Hala Audi, Director of Strategy and Policy at the Infrastructure and Projects Authority, responded to the report on behalf of the government. 

"The more we have these good quality publications to better inform the public, the more we can keep the infrastructure conversation going with government,” she said. 

She also welcomed the recommendation calling for active steps to be taken to facilitate the use of alternative funding types, such as asset recycling: “It’s good to see ICE and the industry having these types of conversations, which are also happening within government.” 

Government 'must improve the framework'

David Barwell, UK&I Chief Executive, AECOM, welcomed the recommendations and said AECOM strongly agreed with backing better models for funding of infrastructure where it makes sense to do so for the benefit of the user. 

“As partners and investors on the Heathrow Southern Railway proposal, we’re extremely pleased to see the recommendation for the government to reform the way it deals with market-led proposals.  

“In order for the government to demonstrate it truly understands and values the importance of such proposals, it must improve the framework, making it easier for the private sector to deliver public infrastructure - with intellectual property protected and a clearly defined path for delivery.  

“Despite the complications of doing so, we agree with the ICE that the feasibility of a dedicated UKI infrastructure finance institution needs to be explored.  

“The EU’s European Investment Bank has worked for decades to bring private capital into infrastructure projects – but the UK’s membership of the bank could end post-Brexit. The need for new ways to mobilise private capital is even more pressing as Britain prepares to leave the European Union.” 

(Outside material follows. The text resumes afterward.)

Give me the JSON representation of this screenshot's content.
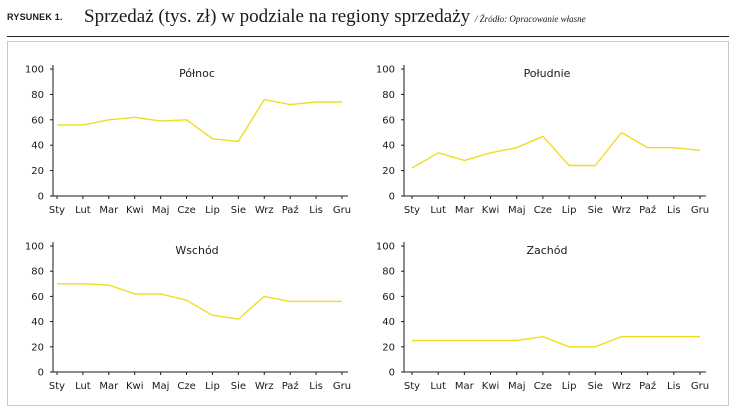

Andy Rose, CEO, Global Infrastructure Investor Association, said the report was relevant at a time when the industry is facing "unprecedented technological changes" and "constrained public finances".

“ICE’s excellent State of the Nation report explores how government and the private sector must work together in partnership to address the funding, financing and delivery models to deliver the high-quality infrastructure needed for future generations," he said. 

The report’s findings and recommendations are based on discussions, conversations and workshops with over 150 organisations and professionals. 

As well as civil engineers, the panel consulted with experts from the wider infrastructure sector, and the investment community.